Unusually, the judge also found that even though “one might have thought that the involvement of a solicitor would strengthen the presumption of validity”, in this case it was “quite the reverse”.

The judge dismissed the claim that the deceased was unduly influenced by the Claimant to make the 2014 will. His findings on knowledge and approval precluded any finding that the 2014 will was procured by the exercise of undue influence. However the judge did go on to set out in his judgment the legal test for undue influence and confirmed that “the person alleging undue influence essentially has to show that the will in question was not procured by the exercise of the testator’s own free will which has been overborne by external forces”.

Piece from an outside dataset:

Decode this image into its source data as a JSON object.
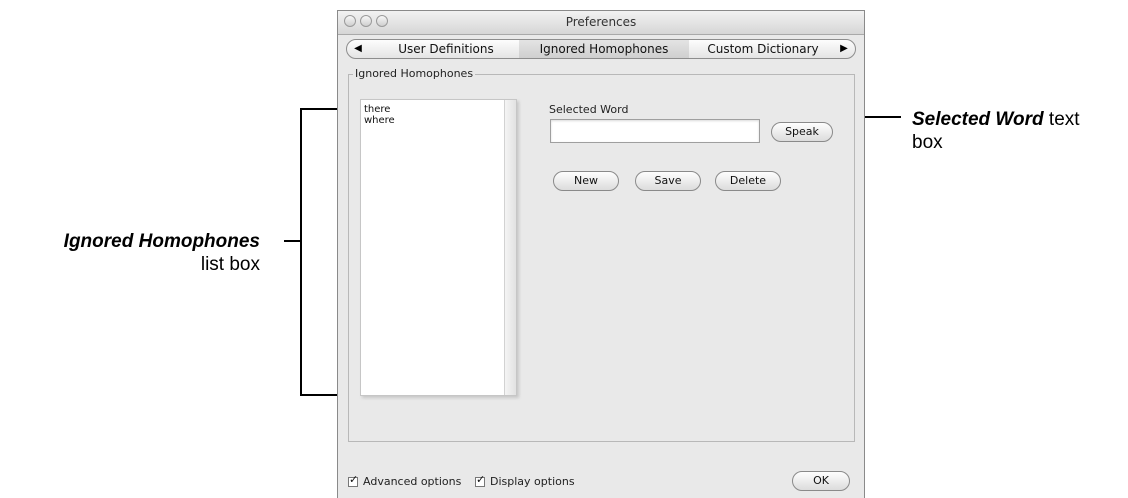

In this case, the judge ruled that it was “not enough to show that the Claimant tried to persuade the deceased to favour her in his will”. He concluded that there was “no real evidence of undue influence being exercised in relation to the 2014 will” and stated that rather than “applying pressure on the deceased to make a will in her favour, the Claimant pulled the wool over his eyes so that he did not know that his will had so radically changed from his earlier one.”

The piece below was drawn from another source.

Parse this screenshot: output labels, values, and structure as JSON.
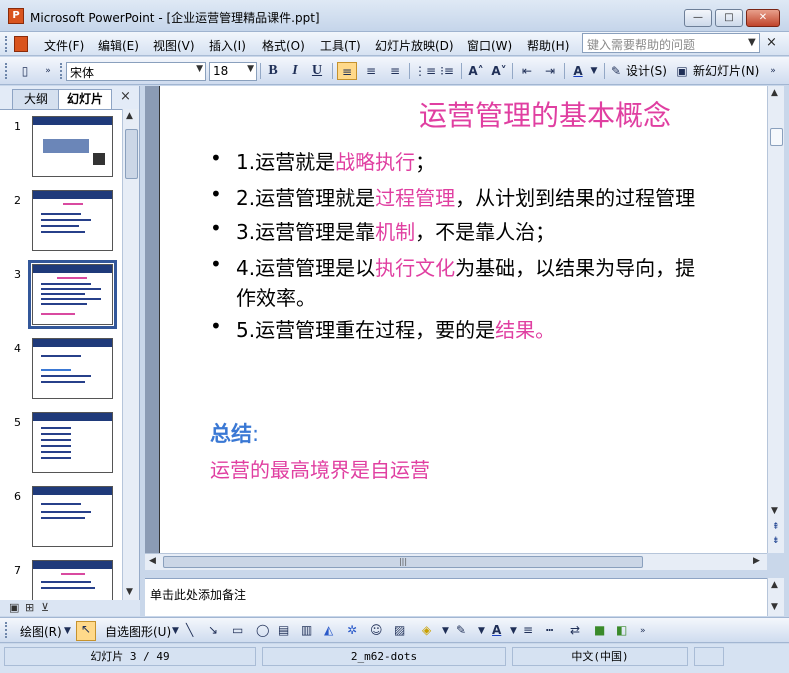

In cases of this nature the court will look at the unique facts and circumstances of the case it is considering. This case is a reminder that all of the relevant information will be scrutinised and that often the facts will overlap, allowing claimants to challenge a will on several grounds in the alternative. Whilst the court will expect to be presented with compelling and persuasive evidence before it will consider setting aside a will, this decision shows that where that evidence exists the court is willing to overturn a will where it is not established that the testator had the requisite knowledge and approval, even in some cases where the will has been prepared by a solicitor.